AI Computer Vision Automates Massachusetts Fish Monitoring
- •MIT researchers automate river herring counting using neural networks and underwater video cameras.
- •System captures nocturnal and dawn migration patterns often missed by traditional volunteer visual counts.
- •Automated pipeline processed nearly 60,000 annotated video frames across multiple Massachusetts river sites.
Every spring, river herring embark on a critical migration from coastal waters to freshwater spawning grounds in Massachusetts. Traditionally, monitoring these populations has relied on labor-intensive visual counts by volunteers—a method limited by daylight and human stamina. Researchers from MIT Sea Grant and CSAIL have introduced a sophisticated alternative: a neural network-based system capable of continuous, automated fish monitoring via underwater video.
The team developed an end-to-end pipeline that handles everything from raw video capture to object detection and species classification. By training models on diverse datasets reflecting various water conditions and lighting, the system successfully identified and tracked thousands of fish.
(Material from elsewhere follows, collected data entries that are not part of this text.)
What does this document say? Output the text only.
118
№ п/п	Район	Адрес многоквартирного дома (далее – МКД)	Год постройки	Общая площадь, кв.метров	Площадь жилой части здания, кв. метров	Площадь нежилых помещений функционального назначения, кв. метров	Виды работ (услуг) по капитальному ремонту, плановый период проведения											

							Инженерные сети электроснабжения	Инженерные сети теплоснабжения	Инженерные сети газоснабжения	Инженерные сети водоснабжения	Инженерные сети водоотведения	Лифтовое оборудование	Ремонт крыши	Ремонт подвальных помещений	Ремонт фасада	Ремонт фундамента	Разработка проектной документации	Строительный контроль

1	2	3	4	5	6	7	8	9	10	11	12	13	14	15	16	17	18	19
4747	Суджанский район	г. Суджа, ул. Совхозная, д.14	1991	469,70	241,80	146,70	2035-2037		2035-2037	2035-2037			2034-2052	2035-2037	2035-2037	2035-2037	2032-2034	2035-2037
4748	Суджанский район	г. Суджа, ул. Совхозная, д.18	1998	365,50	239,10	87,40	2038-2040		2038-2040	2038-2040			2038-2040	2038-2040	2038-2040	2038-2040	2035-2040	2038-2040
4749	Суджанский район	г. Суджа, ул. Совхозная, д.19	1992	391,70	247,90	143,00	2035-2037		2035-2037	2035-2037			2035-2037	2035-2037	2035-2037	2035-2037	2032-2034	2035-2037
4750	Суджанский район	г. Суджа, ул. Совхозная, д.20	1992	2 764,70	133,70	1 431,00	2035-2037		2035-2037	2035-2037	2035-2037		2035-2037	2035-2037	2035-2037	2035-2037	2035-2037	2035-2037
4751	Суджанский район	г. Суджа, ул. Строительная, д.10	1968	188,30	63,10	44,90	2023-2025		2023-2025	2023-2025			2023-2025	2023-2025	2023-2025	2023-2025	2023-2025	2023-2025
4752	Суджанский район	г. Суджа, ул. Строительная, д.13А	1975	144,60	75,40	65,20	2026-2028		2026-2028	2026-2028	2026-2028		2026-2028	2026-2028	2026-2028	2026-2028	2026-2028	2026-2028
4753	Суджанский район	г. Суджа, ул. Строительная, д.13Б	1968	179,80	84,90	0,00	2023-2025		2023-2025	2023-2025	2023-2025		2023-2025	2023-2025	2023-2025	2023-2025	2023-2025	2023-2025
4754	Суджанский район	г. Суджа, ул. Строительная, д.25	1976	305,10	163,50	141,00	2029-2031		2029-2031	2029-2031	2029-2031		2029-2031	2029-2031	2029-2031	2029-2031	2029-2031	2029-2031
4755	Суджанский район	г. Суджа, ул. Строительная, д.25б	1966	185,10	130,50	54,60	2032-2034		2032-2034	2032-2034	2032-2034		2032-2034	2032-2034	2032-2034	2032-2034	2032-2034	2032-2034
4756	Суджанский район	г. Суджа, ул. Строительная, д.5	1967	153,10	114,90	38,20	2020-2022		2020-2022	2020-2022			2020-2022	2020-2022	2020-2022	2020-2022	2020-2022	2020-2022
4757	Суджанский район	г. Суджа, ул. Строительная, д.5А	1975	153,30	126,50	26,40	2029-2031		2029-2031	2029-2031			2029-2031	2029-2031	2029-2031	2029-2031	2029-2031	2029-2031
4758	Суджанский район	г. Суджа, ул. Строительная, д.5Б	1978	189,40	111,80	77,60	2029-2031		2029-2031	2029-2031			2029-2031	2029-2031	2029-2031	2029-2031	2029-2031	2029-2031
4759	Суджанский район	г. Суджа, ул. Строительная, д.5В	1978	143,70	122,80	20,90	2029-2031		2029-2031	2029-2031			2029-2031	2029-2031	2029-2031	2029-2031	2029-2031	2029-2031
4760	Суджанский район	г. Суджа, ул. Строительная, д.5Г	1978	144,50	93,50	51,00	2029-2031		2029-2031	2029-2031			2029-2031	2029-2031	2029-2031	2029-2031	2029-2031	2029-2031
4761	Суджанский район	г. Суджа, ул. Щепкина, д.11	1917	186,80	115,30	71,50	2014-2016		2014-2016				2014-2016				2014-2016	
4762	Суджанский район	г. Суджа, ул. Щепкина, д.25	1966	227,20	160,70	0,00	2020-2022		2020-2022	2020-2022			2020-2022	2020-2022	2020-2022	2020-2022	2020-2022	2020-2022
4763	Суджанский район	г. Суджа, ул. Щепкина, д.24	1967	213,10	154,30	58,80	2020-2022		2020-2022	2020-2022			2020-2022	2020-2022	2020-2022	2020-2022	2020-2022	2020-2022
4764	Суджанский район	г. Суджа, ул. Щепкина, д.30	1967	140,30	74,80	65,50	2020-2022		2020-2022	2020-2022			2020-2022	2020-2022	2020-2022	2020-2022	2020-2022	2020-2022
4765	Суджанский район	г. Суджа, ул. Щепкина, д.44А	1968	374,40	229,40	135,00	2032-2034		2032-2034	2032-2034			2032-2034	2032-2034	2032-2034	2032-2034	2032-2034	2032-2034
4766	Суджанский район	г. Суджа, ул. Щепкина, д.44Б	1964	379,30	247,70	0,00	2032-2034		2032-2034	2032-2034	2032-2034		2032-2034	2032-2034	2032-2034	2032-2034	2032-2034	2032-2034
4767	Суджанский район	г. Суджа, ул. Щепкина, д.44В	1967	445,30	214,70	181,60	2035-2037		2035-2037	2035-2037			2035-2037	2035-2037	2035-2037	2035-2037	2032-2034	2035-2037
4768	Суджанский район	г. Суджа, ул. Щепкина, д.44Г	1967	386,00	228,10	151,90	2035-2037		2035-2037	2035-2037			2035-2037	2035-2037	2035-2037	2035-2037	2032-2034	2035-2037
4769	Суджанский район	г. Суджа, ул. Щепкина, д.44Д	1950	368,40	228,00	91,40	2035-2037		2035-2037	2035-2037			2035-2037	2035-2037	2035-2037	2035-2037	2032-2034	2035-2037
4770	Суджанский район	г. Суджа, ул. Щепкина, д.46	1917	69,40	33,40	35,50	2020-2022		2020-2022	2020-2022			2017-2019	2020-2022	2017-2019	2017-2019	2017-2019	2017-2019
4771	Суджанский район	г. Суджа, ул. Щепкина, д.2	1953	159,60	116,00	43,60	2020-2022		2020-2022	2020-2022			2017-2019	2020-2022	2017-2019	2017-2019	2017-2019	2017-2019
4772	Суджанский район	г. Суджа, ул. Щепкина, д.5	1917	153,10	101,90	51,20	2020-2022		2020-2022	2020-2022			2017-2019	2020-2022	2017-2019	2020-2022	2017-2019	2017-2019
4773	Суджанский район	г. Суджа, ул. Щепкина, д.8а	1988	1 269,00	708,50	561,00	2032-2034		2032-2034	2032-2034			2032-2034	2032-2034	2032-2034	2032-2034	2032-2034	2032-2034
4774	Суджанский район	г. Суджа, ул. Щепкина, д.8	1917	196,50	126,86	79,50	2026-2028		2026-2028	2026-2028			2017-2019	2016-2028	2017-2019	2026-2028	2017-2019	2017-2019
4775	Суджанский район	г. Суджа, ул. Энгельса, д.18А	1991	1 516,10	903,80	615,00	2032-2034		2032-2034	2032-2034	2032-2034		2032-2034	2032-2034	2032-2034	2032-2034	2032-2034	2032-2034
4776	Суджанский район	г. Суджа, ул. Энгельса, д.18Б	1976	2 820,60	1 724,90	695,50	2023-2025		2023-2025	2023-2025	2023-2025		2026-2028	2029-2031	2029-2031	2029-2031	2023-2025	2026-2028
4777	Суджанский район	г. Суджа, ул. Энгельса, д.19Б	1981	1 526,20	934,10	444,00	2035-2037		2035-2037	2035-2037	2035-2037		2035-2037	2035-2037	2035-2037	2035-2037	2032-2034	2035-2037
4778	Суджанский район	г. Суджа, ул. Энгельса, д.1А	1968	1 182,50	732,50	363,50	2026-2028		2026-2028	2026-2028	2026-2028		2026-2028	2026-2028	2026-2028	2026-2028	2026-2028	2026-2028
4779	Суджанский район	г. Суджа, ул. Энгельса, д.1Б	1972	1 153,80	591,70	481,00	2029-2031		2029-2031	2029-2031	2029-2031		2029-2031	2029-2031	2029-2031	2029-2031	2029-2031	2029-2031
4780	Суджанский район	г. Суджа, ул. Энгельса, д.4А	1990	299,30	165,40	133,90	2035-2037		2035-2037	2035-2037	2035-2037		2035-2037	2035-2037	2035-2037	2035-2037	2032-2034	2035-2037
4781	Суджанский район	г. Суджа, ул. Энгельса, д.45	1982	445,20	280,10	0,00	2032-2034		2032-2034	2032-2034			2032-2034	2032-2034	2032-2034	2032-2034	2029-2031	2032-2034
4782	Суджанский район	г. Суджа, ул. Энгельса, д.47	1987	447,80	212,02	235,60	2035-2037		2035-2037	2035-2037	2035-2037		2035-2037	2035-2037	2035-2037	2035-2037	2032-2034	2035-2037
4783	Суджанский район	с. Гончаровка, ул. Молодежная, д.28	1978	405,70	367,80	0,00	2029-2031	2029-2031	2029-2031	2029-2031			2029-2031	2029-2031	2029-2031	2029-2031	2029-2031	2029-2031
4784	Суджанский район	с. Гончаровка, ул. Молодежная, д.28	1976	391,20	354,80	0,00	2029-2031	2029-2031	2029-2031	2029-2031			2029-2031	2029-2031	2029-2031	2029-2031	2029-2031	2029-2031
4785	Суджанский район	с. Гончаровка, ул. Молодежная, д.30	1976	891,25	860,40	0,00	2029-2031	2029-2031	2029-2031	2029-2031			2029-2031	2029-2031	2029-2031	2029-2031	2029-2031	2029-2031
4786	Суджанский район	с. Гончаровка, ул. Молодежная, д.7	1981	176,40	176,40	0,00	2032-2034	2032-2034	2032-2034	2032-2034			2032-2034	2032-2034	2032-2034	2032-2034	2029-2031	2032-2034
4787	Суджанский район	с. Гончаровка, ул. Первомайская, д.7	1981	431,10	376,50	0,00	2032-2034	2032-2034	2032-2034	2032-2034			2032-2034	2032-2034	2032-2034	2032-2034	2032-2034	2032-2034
Crucially, the AI revealed biological insights humans had missed, such as peak upstream movement at dawn and predominantly nocturnal downstream migration, which helps fish avoid predators under the cover of darkness.
While the technology offers unprecedented scale and precision, the researchers emphasize that it is designed to augment, not replace, citizen science. Volunteers remain vital for maintaining equipment and verifying model outputs. This collaborative framework between human observers and automated visual analysis sets a new standard for cost-effective, high-resolution environmental conservation and fisheries management across diverse aquatic ecosystems.